There were 11,793 households, out of which 33.5% had children under the age of 18 living with them, 57.6% were married couples living together, 8.6% had a female householder with no husband present, and 30.6% were non-families. 25.2% of all households were made up of individuals, and 5.9% had someone living alone who was 65 years of age or older. The average household size was 2.50 and the average family size was 3.02.

In the township the population was spread out, with 25.5% under the age of 18, 7.8% from 18 to 24, 32.1% from 25 to 44, 23.8% from 45 to 64, and 10.7% who were 65 years of age or older. The median age was 36 years. For every 100 females, there were 95.7 males. For every 100 females age 18 and over, there were 92.0 males.

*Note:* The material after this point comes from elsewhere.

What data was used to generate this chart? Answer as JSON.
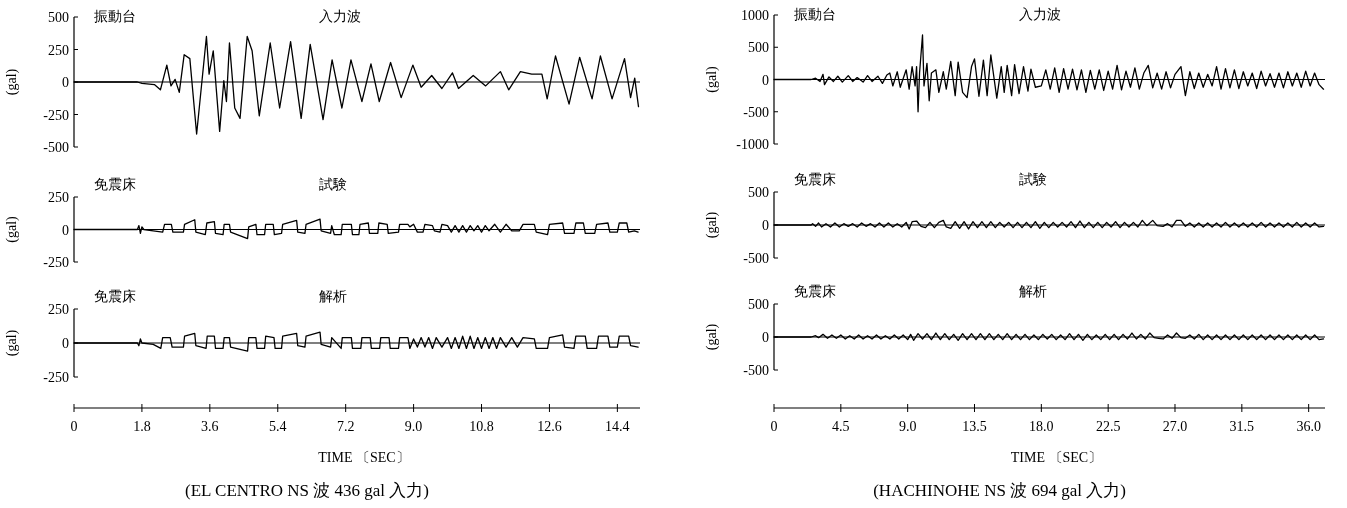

The median income for a household in the township was $61,458, and the median income for a family was $68,220. Males had a median income of $51,974 versus $34,311 for females. The per capita income for the township was $27,510. About 2.6% of families and 4.2% of the population were below the poverty line, including 3.0% of those under age 18 and 7.7% of those age 65 or over.

==Government==
Grand Blanc is a charter township with a township board of trustee consisting of a supervisor, clerk, treasurer and four trustees. The board has appointed a superintendent as chief administrative officer, but with a vacancy, the supervisor has used his statuory authority to appointed a deputy supervisor.

The township government building is located in Whigville with the 48507 Flint zip code.
Today, both the city and township governments cooperate to provide services for the community, including senior citizens' services, the Grand Blanc Heritage Museum, McFarlen Public Library.
The Township's resident students are served primarily by the Grand Blanc Community Schools with small areas in the Goodrich Area Schools and Lake Fenton Community Schools.